KILKENNY Musical Society’s 40th anniversary production of “Pirates of Penzance” opened to huge acclaim in front of a packed audience at the Watergate Theatre on Sunday night.
As soon as the jolly band of Pirates literally hit the stage in the opening scene with “Pour Oh Pour” and “The Pirate King Song” the enthusiastic audience was won over. The energy and volume from the men’s chorus was a feature of this production and the comedic highlights introduced by Director David Heffernan set the tone for what was to turn out to be a right rollicking night’s entertainment.
Not to be outdone, the bevy of young maidens, played by the ladies of the Society, brought a truly melodic feel to the production. Their colourful costumes were another feature and the audience was swept back to a bygone era when the Operetta was the standard diet for theatre goers in Kilkenny.
And another throw back to the past saw Soprano Joanne Mc Cabe, who plays Mabel, really winning the hearts of the audience with some stunning singing. One member of the audience on Sunday said that “the ladies chorus was not a chorus, instead they were like leading ladies all vocally capable of singing solo in the show with harmonies on point and diction being perfect”.
Sean Gaffney, a relative newcomer, really made the role of the Pirate King his own. His interaction with the Musical Director Kevin Kennedy and the timing of his comedic lines added much to this production. Frederic, played by Kevin Reade, was a confident performance and his duets with Mabel were really appreciated by the audience. What can you say about the Major General, played by Kilkenny College teacher Matthew Berry? Certainly, if Sunday night is anything to go by, the Major General’s song was probably the highlight for many. Being born in England probably gave Matt the edge in playing this character but what a performance.
Another stalwart of the Kilkenny stage Olivia Smith gave a brilliant performance as Ruth with her Scottish accent a lovely touch.
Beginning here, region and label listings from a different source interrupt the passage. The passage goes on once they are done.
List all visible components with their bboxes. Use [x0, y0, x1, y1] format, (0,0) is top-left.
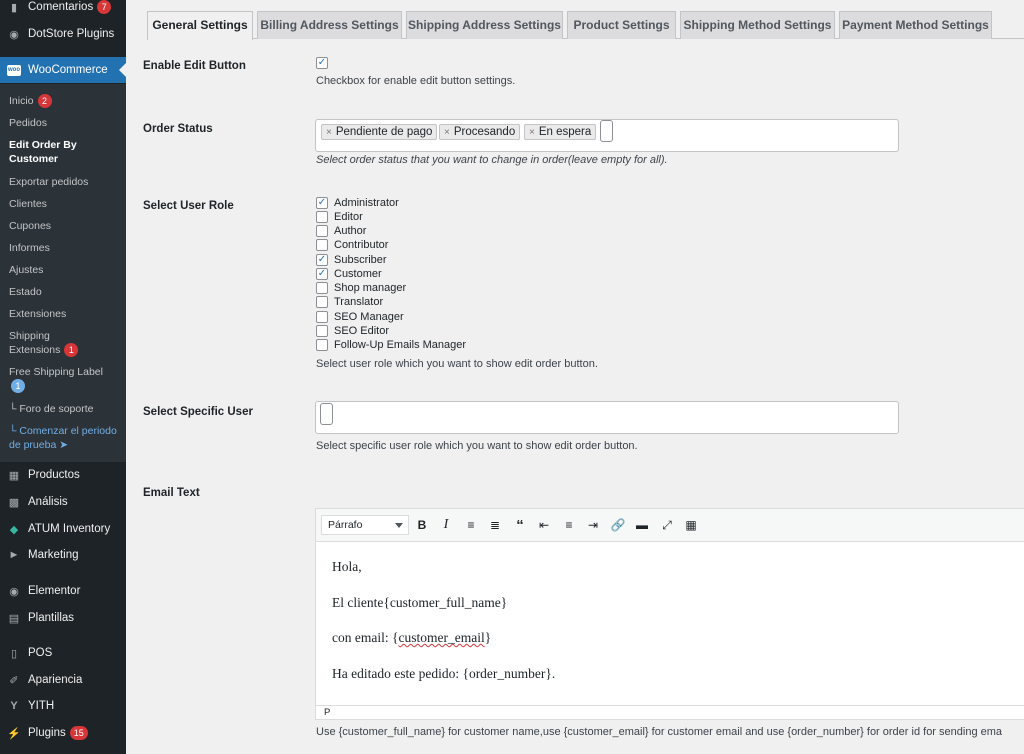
count-badge: 7 — [97, 0, 111, 14]
dotstore-icon: ◉ — [9, 28, 19, 41]
role-seo-editor[interactable] — [316, 324, 389, 338]
role-checkbox[interactable] — [316, 268, 328, 280]
submenu-free-shipping-label[interactable] — [9, 365, 121, 393]
status-chip[interactable] — [321, 124, 437, 140]
email-text-label: Email Text — [143, 487, 200, 499]
tab-shipping-address-settings[interactable]: Shipping Address Settings — [406, 11, 563, 39]
menu-label: Marketing — [28, 549, 79, 561]
role-label: SEO Manager — [334, 311, 404, 323]
role-label: Subscriber — [334, 254, 387, 266]
menu-atum-inventory[interactable] — [0, 516, 126, 542]
menu-productos[interactable] — [0, 462, 126, 488]
chip-label: Pendiente de pago — [335, 126, 433, 138]
italic-icon[interactable]: I — [443, 517, 449, 532]
role-checkbox[interactable] — [316, 296, 328, 308]
role-editor[interactable] — [316, 210, 363, 224]
role-follow-up-emails-manager[interactable] — [316, 338, 466, 352]
menu-analisis[interactable] — [0, 489, 126, 515]
bold-icon[interactable]: B — [417, 518, 427, 532]
menu-label: Elementor — [28, 585, 81, 597]
tab-product-settings[interactable]: Product Settings — [567, 11, 676, 39]
submenu-extensiones[interactable]: Extensiones — [9, 308, 67, 320]
user-role-description: Select user role which you want to show edit order button. — [316, 358, 598, 370]
submenu-label: Free Shipping Label — [9, 366, 103, 378]
submenu-edit-order-by-customer[interactable]: Edit Order By Customer — [9, 139, 77, 165]
menu-label: POS — [28, 647, 53, 659]
menu-label: YITH — [28, 700, 55, 712]
menu-label: Comentarios — [28, 1, 94, 13]
role-checkbox[interactable] — [316, 211, 328, 223]
atum-icon: ◆ — [9, 523, 19, 536]
blockquote-icon[interactable]: “ — [516, 516, 524, 534]
yith-icon: Y — [10, 700, 18, 712]
order-status-label: Order Status — [143, 123, 213, 135]
read-more-icon[interactable]: ▬ — [636, 518, 648, 532]
count-badge: 1 — [11, 379, 25, 393]
editor-toolbar — [316, 509, 1024, 542]
submenu-inicio[interactable] — [9, 94, 121, 108]
role-checkbox[interactable] — [316, 325, 328, 337]
menu-label: Plugins — [28, 727, 66, 739]
role-checkbox[interactable] — [316, 311, 328, 323]
email-text-editor — [315, 508, 1024, 720]
tab-general-settings[interactable]: General Settings — [147, 11, 253, 40]
submenu-pedidos[interactable]: Pedidos — [9, 117, 47, 129]
checkmark-icon: ✓ — [317, 268, 327, 279]
submenu-clientes[interactable]: Clientes — [9, 198, 47, 210]
comment-icon: ▮ — [10, 1, 18, 14]
enable-edit-checkbox[interactable] — [316, 57, 328, 69]
chevron-down-icon — [395, 523, 403, 528]
checkmark-icon: ✓ — [317, 57, 327, 68]
editor-path-bar: P — [316, 705, 1024, 719]
role-checkbox[interactable] — [316, 197, 328, 209]
role-checkbox[interactable] — [316, 239, 328, 251]
products-icon: ▦ — [8, 469, 20, 482]
submenu-foro-de-soporte[interactable]: └ Foro de soporte — [9, 403, 94, 415]
align-left-icon[interactable]: ⇤ — [538, 518, 550, 532]
status-chip[interactable] — [439, 124, 520, 140]
admin-sidebar — [0, 0, 126, 754]
brush-icon: ✐ — [9, 674, 19, 687]
role-label: Follow-Up Emails Manager — [334, 339, 467, 351]
specific-user-search-input[interactable] — [320, 403, 333, 425]
role-label: Contributor — [334, 239, 389, 251]
specific-user-description: Select specific user role which you want to show edit order button. — [316, 440, 638, 452]
role-contributor[interactable] — [316, 238, 388, 252]
menu-label: WooCommerce — [28, 64, 108, 76]
menu-label: Análisis — [28, 496, 68, 508]
editor-paragraph: El cliente{customer_full_name} — [332, 595, 508, 610]
submenu-estado[interactable]: Estado — [9, 286, 42, 298]
count-badge: 15 — [70, 726, 88, 740]
woocommerce-submenu — [0, 84, 126, 462]
menu-label: Plantillas — [28, 612, 75, 624]
menu-yith[interactable] — [0, 693, 126, 719]
remove-icon[interactable]: × — [326, 127, 332, 138]
menu-label: Apariencia — [28, 674, 83, 686]
pos-icon: ▯ — [10, 647, 18, 660]
order-status-select[interactable] — [315, 119, 899, 152]
woo-icon: woo — [7, 63, 21, 77]
role-label: Author — [334, 225, 367, 237]
menu-plantillas[interactable] — [0, 605, 126, 631]
status-chip[interactable] — [524, 124, 596, 140]
format-select[interactable] — [321, 515, 409, 535]
role-customer[interactable] — [316, 267, 382, 281]
menu-comentarios[interactable] — [0, 0, 126, 20]
menu-apariencia[interactable] — [0, 667, 126, 693]
fullscreen-icon[interactable]: ⤢ — [662, 517, 672, 532]
tab-shipping-method-settings[interactable]: Shipping Method Settings — [680, 11, 835, 39]
tab-billing-address-settings[interactable]: Billing Address Settings — [257, 11, 402, 39]
remove-icon[interactable]: × — [444, 127, 450, 138]
megaphone-icon: ► — [8, 549, 20, 561]
bullet-list-icon[interactable]: ≡ — [467, 518, 475, 532]
menu-label: ATUM Inventory — [28, 523, 111, 535]
menu-pos[interactable] — [0, 640, 126, 666]
chip-label: En espera — [538, 126, 592, 138]
menu-label: Productos — [28, 469, 80, 481]
role-label: Shop manager — [334, 282, 407, 294]
role-label: Customer — [334, 268, 382, 280]
align-right-icon[interactable]: ⇥ — [587, 518, 599, 532]
menu-marketing[interactable] — [0, 542, 126, 568]
submenu-ajustes[interactable]: Ajustes — [9, 264, 44, 276]
role-seo-manager[interactable] — [316, 310, 404, 324]
chip-label: Procesando — [453, 126, 516, 138]
plugin-icon: ⚡ — [7, 727, 21, 740]
menu-woocommerce[interactable] — [0, 57, 126, 83]
toolbar-toggle-icon[interactable]: ▦ — [685, 518, 697, 532]
templates-icon: ▤ — [8, 612, 20, 625]
submenu-informes[interactable]: Informes — [9, 242, 50, 254]
editor-paragraph: Hola, — [332, 559, 362, 574]
role-translator[interactable] — [316, 295, 383, 309]
submenu-comenzar-prueba[interactable]: └ Comenzar el periodo de prueba ➤ — [9, 425, 117, 451]
role-checkbox[interactable] — [316, 225, 328, 237]
role-checkbox[interactable] — [316, 339, 328, 351]
role-label: Translator — [334, 296, 384, 308]
submenu-label: Inicio — [9, 95, 34, 107]
role-shop-manager[interactable] — [316, 281, 406, 295]
format-select-value: Párrafo — [328, 519, 363, 531]
submenu-exportar-pedidos[interactable]: Exportar pedidos — [9, 176, 89, 188]
role-checkbox[interactable] — [316, 254, 328, 266]
role-checkbox[interactable] — [316, 282, 328, 294]
count-badge: 1 — [64, 343, 78, 357]
editor-paragraph: con email: {customer_email} — [332, 630, 492, 645]
link-icon[interactable]: 🔗 — [610, 518, 626, 532]
enable-edit-description: Checkbox for enable edit button settings. — [316, 75, 516, 87]
user-role-label: Select User Role — [143, 200, 234, 212]
numbered-list-icon[interactable]: ≣ — [489, 518, 501, 532]
count-badge: 2 — [38, 94, 52, 108]
checkmark-icon: ✓ — [317, 197, 327, 208]
menu-elementor[interactable] — [0, 578, 126, 604]
editor-paragraph: Ha editado este pedido: {order_number}. — [332, 666, 556, 681]
role-label: SEO Editor — [334, 325, 390, 337]
role-author[interactable] — [316, 224, 366, 238]
role-administrator[interactable] — [316, 196, 399, 210]
align-center-icon[interactable]: ≡ — [565, 518, 573, 532]
role-label: Editor — [334, 211, 363, 223]
role-subscriber[interactable] — [316, 253, 387, 267]
tab-payment-method-settings[interactable]: Payment Method Settings — [839, 11, 992, 39]
submenu-cupones[interactable]: Cupones — [9, 220, 52, 232]
order-status-description: Select order status that you want to change in order(leave empty for all). — [316, 154, 668, 166]
checkmark-icon: ✓ — [317, 254, 327, 265]
menu-plugins[interactable] — [0, 720, 126, 746]
enable-edit-label: Enable Edit Button — [143, 60, 246, 72]
specific-user-select[interactable] — [315, 401, 899, 434]
specific-user-label: Select Specific User — [143, 406, 253, 418]
submenu-label: Shipping Extensions — [9, 330, 61, 356]
analytics-icon: ▩ — [8, 496, 20, 509]
status-search-input[interactable] — [600, 120, 613, 142]
role-label: Administrator — [334, 197, 399, 209]
remove-icon[interactable]: × — [529, 127, 535, 138]
misspelled-word: customer_email — [398, 630, 485, 645]
elementor-icon: ◉ — [9, 585, 19, 598]
menu-label: DotStore Plugins — [28, 28, 115, 40]
email-text-description: Use {customer_full_name} for customer name,use {customer_email} for customer email and use {order_number} for order id for sending ema — [316, 726, 1003, 738]
menu-dotstore-plugins[interactable] — [0, 21, 126, 47]
submenu-shipping-extensions[interactable] — [9, 329, 89, 357]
The trio with the Pirate King and Frederic in Act 2 was another highlight in a show which never lost pace from start to finish. And then we had the policemen led by the evergreen John Byrne as the Sergeant of Police. I found it incredible, on perusing the excellent programme, that John played the part of the Sergeant of Police in 1986 in The Friary Hall.
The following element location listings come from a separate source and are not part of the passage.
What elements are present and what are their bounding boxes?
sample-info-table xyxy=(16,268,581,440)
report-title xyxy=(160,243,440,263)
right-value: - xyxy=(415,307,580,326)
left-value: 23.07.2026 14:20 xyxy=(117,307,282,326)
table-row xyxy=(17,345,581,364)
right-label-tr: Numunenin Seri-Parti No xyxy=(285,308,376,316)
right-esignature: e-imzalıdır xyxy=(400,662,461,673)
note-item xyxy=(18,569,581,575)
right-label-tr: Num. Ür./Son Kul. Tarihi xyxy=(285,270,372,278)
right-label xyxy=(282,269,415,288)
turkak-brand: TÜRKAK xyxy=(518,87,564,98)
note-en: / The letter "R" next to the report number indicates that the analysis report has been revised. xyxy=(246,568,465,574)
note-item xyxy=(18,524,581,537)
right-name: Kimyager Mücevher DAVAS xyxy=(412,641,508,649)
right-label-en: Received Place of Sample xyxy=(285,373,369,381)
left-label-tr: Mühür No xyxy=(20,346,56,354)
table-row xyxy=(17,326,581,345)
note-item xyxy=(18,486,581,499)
He certainly has not lost any zest and the energy and cartoon like antics he brought to this role was superb. For this writer “When the Foeman Bears his Steel” was the highlight of the night, especially when you had the full chorus and orchestra with the brass section in full flow. Another very poignant moment was the “Hail Poetry” chorus in Act 1 where the full company were seen to great effect in
spot on harmonies with no accompaniment.
Mayor Sean O hArgain addressed the cast back stage after the performance. He was visibly moved by the production describing it as “superb”. He quoted some visitors from Winchester in the UK who were sitting next to him in the audience. They had said that they had never seen anything as good as this in the UK. President of AIMS Richard Lavery also spoke to the cast and congratulated them
on a great performance. He mentioned that the perception was that there was not an audience for Gilbert and Sullivan Shows anymore but Kilkenny had certainly proved this wrong.
“Pirates of Penzance” continues at the Watergate until this Saturday and people are advised to book early.